En aras de la libertad todo no se puede consentir, porque se dará paso al caos y con ello a la degradación progresiva de la sociedad. Si además ese caos se instala en las aulas, estaremos hipotecando el futuro… En aras de una falsa libertad y una mucho más falsa progresía, se ha consentido mucho en las aulas españolas. Tal vez es que había que acabar con el concepto de la “disciplina”, porque podía tener connotaciones del antiguo régimen. Este complejo, hay que llamarlo así porque es lo que en realidad ha sido, ha dado pie a una situación de conflictividad grave y cada vez más creciente. El resultado es un sistema educativo cuestionado en muchos aspectos y que da lugar a unas cifras de fracaso escolar realmente preocupantes.
La solución sólo puede venir de la mano de una acción conjunta, de un Pacto de Estado por la educación y sacar a ésta de una vez por todas de la pelea partidaria. No puede ser que el modelo cambie constantemente, ni que la transferencia de la materia a las Comunidades se transforme en una competición nada positiva para los alumnos, los verdaderos protagonistas de nuestro futuro. El colmo es que se cambie la historia o se manipulen las materias para adaptarlas al capricho de algunos gobiernos autónomos obsesionados con remarcar su propia identidad.
Ayer conocimos el informe del Defensor del Profesor que creó el sindicato ANPE en 2005, ante la progresión de los problemas de los profesores en las aulas. Los datos son preocupantes porque hablan de un importante número de denuncias, con una escalada en la profundidad de los problemas como las faltas de respeto, el acoso, las amenazas o lo que es más grave, las amenazas de padres a los profesores. Realmente siento vergüenza de que haya actitudes como éstas, que este tipo de problemas se disparen en una sociedad que se dice «avanzada» y que no haya consenso a la hora de dotar al profesor de la necesaria autoridad para imponer la disciplina en las aulas.

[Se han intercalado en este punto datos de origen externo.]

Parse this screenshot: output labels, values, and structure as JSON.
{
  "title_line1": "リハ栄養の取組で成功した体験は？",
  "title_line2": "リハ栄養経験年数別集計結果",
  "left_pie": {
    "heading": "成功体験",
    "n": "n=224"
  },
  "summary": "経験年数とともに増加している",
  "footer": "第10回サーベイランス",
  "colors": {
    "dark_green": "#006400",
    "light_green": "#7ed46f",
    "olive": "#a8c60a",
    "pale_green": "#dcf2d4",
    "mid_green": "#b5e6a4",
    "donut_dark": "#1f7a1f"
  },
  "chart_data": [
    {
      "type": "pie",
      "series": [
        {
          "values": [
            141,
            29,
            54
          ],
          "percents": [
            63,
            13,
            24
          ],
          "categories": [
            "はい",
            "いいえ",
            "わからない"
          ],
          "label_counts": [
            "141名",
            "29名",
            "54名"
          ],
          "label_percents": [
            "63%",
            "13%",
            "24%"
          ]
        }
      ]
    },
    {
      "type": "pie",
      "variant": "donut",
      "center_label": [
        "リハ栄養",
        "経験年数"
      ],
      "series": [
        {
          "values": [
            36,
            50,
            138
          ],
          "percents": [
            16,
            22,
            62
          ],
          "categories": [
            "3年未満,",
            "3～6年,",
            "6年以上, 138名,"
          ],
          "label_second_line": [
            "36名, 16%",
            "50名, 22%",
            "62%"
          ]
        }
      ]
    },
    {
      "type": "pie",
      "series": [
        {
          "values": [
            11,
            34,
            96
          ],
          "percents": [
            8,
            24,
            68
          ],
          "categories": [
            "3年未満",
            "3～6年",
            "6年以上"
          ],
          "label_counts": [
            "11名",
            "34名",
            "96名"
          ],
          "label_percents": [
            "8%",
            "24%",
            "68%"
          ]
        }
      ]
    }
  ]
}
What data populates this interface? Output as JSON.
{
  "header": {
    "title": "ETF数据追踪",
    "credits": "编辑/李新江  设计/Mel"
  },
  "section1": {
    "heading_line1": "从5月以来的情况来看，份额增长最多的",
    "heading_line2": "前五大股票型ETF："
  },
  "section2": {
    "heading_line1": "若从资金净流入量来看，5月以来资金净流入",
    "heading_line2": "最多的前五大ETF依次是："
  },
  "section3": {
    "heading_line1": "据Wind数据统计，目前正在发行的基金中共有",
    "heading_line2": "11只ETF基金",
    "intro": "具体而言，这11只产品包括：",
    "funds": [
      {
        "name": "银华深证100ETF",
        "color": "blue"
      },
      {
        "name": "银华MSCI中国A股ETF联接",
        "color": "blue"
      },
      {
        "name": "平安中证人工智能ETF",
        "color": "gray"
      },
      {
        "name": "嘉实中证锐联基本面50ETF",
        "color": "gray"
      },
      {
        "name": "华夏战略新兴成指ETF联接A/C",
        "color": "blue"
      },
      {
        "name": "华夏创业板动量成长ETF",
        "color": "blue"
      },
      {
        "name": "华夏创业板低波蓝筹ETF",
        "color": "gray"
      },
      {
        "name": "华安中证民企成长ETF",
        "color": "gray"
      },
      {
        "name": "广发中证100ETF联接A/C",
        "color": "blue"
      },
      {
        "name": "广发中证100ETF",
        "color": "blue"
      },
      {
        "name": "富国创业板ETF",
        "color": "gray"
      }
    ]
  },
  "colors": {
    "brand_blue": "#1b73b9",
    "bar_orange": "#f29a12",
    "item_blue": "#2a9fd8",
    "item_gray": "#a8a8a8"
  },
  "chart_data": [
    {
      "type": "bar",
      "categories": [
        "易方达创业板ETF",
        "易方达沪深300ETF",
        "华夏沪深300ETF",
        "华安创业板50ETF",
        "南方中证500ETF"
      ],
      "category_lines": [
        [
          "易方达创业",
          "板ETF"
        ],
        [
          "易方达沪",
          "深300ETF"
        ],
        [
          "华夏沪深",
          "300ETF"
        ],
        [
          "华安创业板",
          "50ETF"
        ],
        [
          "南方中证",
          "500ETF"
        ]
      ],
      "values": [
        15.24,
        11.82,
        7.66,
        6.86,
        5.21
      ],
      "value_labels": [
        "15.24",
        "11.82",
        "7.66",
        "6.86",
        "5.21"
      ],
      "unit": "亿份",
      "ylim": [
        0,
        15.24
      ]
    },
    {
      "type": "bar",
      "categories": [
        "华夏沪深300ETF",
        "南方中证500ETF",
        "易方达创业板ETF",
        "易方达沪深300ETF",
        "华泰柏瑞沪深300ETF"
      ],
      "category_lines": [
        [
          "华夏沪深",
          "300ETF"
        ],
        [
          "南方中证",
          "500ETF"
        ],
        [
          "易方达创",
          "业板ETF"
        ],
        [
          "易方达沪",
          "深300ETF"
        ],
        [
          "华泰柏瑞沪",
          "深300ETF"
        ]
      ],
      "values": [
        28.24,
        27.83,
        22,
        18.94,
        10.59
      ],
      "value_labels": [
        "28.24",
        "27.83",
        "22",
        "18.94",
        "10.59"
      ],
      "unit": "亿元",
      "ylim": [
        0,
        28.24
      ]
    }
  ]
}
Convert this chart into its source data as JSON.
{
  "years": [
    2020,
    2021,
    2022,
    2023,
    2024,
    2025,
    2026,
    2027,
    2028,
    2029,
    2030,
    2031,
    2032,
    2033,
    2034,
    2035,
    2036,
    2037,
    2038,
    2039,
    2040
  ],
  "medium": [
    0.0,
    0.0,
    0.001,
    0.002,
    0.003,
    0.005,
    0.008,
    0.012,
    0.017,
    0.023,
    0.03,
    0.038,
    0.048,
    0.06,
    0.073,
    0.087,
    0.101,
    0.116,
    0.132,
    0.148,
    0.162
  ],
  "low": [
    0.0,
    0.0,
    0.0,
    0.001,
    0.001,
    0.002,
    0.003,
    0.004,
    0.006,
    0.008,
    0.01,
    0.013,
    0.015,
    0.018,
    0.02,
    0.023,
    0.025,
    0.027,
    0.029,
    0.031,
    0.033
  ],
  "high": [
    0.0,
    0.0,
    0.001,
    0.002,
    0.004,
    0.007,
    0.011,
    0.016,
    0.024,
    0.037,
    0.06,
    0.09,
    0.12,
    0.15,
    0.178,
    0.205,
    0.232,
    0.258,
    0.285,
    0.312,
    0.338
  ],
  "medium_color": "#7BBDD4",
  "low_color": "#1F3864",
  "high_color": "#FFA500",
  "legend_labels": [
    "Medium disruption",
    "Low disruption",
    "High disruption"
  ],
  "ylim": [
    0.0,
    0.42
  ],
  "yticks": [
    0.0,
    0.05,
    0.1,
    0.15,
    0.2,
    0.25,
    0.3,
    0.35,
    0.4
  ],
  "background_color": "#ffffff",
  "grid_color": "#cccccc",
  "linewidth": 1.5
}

A estas alturas no me puedo creer que haya nadie que envíe a sus hijos a un centro escolar pensando que el profesor maltrata o abusa. Además,hay mecanismos de evaluación contrastados para defender los derechos de los alumnos. Cuestionar la autoridad del educador y ceder a las presiones de algunos padres, que justifican su falta de atención por los hijos respaldando las críticas que éstos hacen a sus profesores, sólo empobrece la calidad de la educación, mal educa a los jóvenes e hipoteca la formación de las futuras generaciones. El Gobierno trata de devolver la autoridad al profesor, pero como la oposición usa todo en la batalla política, no se va a conseguir el efecto deseado salvo que se actúe sin medias tintas, sin complejos y asumiendo que ésta sí que es una reforma de calado que la sociedad española necesita urgentemente.